In diesem Zusammenhang sprach Dreifuss vom unterschiedlichen Unterrichtsniveau in den Kantonen. Werte für Toleranz, Pluralismus und das allgemeine Wohl würden nur ungenügend vermittelt. «Staatskunde sollte nicht nur theoretisch vermittelt werden, sondern ganz konkret geübt und in die Praxis umgesetzt werden.»
Politik findet immer statt
Staatskunde-Unterricht beginne schon in der Primarschule, etwa durch die Wahl von Klassenvertretern oder mit Abstimmungen über Dinge, die das Leben der Schüler und Schülerinnen, Lehrlinge und Studierenden beträfen, sagte die Innenministerin weiter.

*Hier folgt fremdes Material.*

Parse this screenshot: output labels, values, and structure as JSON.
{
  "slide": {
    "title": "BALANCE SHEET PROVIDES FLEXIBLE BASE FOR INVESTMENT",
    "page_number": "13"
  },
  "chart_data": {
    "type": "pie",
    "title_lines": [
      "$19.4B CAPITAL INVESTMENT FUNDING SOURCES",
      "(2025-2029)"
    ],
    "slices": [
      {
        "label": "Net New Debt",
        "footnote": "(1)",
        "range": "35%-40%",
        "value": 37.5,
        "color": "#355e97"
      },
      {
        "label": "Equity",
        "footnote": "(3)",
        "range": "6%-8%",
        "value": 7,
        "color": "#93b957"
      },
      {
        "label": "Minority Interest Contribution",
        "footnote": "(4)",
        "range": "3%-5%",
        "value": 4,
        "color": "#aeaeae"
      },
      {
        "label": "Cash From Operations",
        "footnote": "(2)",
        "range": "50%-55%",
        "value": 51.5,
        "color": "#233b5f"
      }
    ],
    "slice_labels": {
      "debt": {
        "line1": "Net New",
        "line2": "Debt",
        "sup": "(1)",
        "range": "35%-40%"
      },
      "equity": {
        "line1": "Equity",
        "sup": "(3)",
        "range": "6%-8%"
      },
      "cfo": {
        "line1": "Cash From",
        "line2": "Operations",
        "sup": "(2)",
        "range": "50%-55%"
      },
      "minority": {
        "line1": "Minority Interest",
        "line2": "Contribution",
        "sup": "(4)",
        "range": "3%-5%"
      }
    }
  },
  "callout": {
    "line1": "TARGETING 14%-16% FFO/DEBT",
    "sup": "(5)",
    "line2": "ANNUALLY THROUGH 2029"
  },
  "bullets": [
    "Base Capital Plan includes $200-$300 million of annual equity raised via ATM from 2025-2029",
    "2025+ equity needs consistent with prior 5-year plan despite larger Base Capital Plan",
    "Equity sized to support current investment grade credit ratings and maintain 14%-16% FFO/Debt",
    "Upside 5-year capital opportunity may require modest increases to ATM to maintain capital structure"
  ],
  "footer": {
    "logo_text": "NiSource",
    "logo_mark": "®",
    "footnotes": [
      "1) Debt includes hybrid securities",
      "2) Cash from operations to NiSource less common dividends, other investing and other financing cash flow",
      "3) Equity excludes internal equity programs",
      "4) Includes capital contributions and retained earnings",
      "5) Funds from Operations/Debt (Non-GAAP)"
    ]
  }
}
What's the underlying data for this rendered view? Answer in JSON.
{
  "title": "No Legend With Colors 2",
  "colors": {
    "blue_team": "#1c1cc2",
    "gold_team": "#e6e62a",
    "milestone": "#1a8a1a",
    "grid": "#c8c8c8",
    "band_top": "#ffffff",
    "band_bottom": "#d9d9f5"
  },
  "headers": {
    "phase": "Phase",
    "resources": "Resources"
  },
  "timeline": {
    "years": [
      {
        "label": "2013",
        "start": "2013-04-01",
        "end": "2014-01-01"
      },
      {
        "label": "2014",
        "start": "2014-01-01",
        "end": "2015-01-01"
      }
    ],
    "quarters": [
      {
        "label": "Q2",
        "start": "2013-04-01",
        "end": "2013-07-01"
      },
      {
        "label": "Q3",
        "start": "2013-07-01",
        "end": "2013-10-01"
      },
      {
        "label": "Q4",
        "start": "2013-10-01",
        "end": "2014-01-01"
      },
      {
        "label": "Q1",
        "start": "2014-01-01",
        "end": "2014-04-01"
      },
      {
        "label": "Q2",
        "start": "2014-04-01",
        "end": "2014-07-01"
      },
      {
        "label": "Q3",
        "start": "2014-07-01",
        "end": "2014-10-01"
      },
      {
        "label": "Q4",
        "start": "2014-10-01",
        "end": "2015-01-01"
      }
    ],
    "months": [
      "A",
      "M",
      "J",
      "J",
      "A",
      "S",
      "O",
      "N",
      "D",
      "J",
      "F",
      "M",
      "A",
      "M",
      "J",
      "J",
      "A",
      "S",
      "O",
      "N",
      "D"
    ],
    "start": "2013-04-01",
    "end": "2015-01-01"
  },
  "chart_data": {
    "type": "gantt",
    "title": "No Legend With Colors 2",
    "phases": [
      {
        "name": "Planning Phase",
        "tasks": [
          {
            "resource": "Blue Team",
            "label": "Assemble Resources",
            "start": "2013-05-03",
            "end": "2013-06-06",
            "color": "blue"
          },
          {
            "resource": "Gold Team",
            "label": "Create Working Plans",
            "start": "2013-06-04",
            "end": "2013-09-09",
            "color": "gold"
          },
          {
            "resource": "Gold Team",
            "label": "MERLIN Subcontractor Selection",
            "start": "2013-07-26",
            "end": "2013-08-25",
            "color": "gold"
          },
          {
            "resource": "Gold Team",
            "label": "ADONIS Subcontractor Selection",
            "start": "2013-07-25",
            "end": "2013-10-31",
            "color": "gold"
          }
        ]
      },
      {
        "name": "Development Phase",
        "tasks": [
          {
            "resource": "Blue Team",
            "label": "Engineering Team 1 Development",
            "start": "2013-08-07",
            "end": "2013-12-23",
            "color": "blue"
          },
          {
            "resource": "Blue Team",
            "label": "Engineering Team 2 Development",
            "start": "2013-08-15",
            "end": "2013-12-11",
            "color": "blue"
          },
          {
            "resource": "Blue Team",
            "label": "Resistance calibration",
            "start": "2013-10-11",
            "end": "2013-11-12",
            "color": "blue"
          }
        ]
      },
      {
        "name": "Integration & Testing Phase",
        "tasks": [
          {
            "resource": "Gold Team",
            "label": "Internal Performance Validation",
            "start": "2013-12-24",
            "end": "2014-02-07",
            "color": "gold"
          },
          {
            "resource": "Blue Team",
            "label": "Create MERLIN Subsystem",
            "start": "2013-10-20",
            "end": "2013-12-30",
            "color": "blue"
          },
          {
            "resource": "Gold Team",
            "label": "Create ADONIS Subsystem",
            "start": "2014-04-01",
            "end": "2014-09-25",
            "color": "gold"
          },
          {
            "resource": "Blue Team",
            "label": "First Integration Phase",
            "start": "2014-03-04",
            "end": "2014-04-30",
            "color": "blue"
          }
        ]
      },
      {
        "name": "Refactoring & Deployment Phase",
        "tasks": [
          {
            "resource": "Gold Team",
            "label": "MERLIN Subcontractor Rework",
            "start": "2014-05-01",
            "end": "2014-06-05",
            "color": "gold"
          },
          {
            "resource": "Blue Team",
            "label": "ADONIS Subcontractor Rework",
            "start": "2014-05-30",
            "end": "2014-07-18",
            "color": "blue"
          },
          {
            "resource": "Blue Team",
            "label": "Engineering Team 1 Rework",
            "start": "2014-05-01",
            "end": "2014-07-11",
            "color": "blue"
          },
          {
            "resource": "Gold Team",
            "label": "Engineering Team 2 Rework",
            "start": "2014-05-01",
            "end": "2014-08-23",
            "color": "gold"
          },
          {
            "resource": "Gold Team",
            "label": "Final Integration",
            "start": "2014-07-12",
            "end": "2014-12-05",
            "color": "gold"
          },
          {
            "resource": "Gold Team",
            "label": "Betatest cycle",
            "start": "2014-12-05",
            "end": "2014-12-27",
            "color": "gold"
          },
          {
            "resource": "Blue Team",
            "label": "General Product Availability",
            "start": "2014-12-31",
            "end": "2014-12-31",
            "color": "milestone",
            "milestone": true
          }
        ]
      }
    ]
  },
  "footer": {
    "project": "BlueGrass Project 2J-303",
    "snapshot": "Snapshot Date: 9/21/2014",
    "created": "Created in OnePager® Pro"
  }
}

Die vom 26. bis 28. Oktober stattfindende Jugendparlament-Konferenz in La Chaux-de-Fonds, zu der rund 80 Jugendliche aus verschiedenen Teilen der Schweiz anwesend sind, bietet keinen Ersatz für das fehlende nationale Jugendparlament. Immerhin ist die Veranstaltung aber eine Chance zu gegenseitigem Austausch unter politisch engagierten Jugendlichen.
Organisiert wird die dreitägige Konferenz vom Dachverband Schweizer Jugendparlamente (DSJ) und ist nicht mit der eidgenössischen Jugendsession zu verwechseln, die jährlich unter der Bundeshauskuppel stattfindet.